Strives to understand and control hysteretic response of material systems, wherein applied forces (electric field, stress, optical field) create substantially long-lived metastable states.
Hysteresis is the dependence of the current state of the system on its history. It is a ubiquitous phenomenon in nature, materials, society and economics. Hysteresis enables numerous applications, such as energy storage, information processing, refrigeration, signal processing and control. At the same time, suppressing hysteresis is desired in maximizing coupling of materials to applied fields, optimizing energy efficiency of specific applications, such as solid-state cooling and energy conversion, as well as averting failure of materials subjected to periodic forces.
From a basic scientific perspective, hysteresis is both an old and new topic. It is characteristic of many bulk materials, and its overall behavior can be captured with top-down mathematical models, typically decomposing macroscopic response into collective behavior of individual units. Even in this case, however, the relevant microstructural origins remain actively debated. On the other hand, hysteresis is a vivid example of bottom-up as well as non-equilibrium behavior, emerging in an open system on a length-scale most probably intermediate between atomic- and nano/meso-scales. As such, it is a challenge to both predict and measure hysteretic properties, requiring appropriate multiscale approaches, new experimental methodologies and data analysis, with explicit consideration of non-locality of system response. Moreover, it is almost certain that the hysteresis as an emergent property will be strongly modified with reduction of material dimensions, conceptually similar to quantum size-effects that ignited nanoscience.
The goal of this theme is to reveal, understand and control hysteretic response of nanoscale material systems out of equilibrium. Our particular focus is the emergence of metastable structural, electronic and dipolar states due to applied forces (electric field, stress, optical field), and the concomitant interactions that can stabilize these states on time-scales far exceeding the basic relaxation mechanisms of a material. This a particularly fitting challenge for nanoscience given that the magnitude of the force can vastly exceed its macroscopic counterparts. As such, perhaps any system can be made hysteretic on the nanoscale.
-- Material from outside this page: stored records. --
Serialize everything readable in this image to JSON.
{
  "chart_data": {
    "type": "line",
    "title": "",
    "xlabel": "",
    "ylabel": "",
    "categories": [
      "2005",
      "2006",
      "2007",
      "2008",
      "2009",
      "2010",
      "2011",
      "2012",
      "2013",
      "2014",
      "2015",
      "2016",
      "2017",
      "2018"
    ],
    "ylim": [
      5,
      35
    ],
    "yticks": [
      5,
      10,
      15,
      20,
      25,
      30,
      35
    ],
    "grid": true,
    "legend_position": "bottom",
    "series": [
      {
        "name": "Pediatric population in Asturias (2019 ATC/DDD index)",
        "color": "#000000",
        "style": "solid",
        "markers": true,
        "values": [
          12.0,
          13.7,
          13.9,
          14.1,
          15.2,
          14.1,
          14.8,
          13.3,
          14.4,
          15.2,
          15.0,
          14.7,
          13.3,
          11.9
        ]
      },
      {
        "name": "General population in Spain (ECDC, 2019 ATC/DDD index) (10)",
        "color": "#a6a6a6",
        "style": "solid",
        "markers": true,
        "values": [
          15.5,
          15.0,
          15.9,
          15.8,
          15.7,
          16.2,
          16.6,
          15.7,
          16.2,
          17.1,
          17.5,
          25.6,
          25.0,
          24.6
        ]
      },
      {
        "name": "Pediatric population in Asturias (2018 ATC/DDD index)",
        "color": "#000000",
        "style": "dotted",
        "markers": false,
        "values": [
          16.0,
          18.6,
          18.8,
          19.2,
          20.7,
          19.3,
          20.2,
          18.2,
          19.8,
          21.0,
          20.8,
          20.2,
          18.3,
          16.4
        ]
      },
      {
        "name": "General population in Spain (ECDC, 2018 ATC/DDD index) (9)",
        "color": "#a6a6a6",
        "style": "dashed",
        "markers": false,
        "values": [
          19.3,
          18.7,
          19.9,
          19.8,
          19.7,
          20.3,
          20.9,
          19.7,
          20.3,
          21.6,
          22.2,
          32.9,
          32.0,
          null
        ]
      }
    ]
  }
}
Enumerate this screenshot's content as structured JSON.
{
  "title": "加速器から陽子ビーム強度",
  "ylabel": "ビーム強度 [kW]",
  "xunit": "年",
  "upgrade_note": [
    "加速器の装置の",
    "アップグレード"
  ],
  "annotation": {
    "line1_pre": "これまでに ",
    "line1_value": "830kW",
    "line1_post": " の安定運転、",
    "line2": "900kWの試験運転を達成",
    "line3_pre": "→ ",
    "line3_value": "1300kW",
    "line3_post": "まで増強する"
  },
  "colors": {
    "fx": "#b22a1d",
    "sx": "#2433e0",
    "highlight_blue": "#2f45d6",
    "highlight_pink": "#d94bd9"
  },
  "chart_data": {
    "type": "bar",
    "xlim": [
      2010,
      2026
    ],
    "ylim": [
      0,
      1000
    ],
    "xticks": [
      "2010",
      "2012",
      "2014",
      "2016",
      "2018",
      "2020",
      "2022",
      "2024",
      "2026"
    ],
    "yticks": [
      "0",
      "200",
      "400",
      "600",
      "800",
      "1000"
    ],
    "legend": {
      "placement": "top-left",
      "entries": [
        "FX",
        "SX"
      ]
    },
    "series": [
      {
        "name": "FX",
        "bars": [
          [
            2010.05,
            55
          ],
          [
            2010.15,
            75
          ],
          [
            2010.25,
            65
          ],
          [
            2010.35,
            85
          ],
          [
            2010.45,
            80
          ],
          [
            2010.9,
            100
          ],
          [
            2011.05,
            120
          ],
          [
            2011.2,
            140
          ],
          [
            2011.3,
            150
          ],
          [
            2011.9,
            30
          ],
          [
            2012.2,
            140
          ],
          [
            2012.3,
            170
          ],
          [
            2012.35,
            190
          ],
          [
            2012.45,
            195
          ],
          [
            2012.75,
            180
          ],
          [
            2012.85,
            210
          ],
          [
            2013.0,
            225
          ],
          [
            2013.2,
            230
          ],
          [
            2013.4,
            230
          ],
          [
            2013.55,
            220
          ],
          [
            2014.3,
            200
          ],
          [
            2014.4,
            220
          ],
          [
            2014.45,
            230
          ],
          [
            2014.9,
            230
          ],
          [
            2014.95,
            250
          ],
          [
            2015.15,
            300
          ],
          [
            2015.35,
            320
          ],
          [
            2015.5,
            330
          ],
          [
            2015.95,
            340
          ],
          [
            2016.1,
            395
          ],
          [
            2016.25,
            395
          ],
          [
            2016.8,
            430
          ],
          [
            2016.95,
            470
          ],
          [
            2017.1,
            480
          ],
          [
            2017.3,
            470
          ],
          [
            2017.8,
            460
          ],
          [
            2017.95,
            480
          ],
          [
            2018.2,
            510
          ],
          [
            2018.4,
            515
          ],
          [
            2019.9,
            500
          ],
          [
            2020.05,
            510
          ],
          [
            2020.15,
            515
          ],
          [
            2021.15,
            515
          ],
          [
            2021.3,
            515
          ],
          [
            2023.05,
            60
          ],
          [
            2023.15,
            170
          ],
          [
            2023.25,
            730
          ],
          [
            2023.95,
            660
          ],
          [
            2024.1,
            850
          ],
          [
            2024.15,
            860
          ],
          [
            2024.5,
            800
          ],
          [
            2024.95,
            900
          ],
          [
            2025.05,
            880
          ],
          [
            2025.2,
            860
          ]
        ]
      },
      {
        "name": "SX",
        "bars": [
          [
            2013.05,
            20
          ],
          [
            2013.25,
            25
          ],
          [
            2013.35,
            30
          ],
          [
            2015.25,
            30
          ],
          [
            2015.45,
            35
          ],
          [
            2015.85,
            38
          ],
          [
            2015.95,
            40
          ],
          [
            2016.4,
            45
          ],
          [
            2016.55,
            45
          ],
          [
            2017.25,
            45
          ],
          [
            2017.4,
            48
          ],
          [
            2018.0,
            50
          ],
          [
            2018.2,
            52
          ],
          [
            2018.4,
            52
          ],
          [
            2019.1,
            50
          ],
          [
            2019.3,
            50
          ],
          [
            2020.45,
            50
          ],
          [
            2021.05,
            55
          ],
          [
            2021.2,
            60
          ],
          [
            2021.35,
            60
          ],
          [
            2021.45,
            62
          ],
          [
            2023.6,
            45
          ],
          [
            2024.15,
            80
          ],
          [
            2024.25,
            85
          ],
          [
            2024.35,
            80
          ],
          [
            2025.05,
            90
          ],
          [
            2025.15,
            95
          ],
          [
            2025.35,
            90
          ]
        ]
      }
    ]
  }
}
To achieve the theme goals, three specific aims will guide the research:
Aim 1 - Control hysteretic response of layered, soft and liquid polar materials by structural confinement;
Aim 2 - Reveal fundamental mechanisms behind filamentary states and hysteresis in ionic conductors under high electric fields;
Aim 3 - Direct hysteresis in quasiparticle insulators toward “hidden” states unachievable by slow stimulus.
The immediate practical utility of hysteretic response is that the material properties can tuned through appropriate non-thermal stimuli as opposed to changes of the chemical composition. At the same time, hysteretic response itself becomes a probe of “frozen” degrees of freedom and the ensuing non-linear response activated by applied forces. From a fundamental perspective, one of our key aspirations is to develop generalized methodologies to capture, describe, and model hysteretic response at or near the characteristic length-scales of its emergence. Candidate solid-state and soft materials encompass electronic ordering, condensed soft modes, and ions well below the thermal onset of ionic conductivity, are chosen based on their anticipated ability to generate hysteretic response. Successful control over the evolution of the material system in the phase-space defined by these degrees of freedom will enable complex material behavior across a variety of length- and time-scales, will introduce new opportunities to define and redefine nanostructures while conserving atomic structure and will provide unique insight relevant to neuromorphic and energy storage applications. The theme will stimulate further development of experimental and theoretical methods at CNMS, advancing both the core and user programs toward emerging priorities in physics, materials and data analytics, as well as new opportunities relevant to anticipated interest in soft and computational matter initiatives.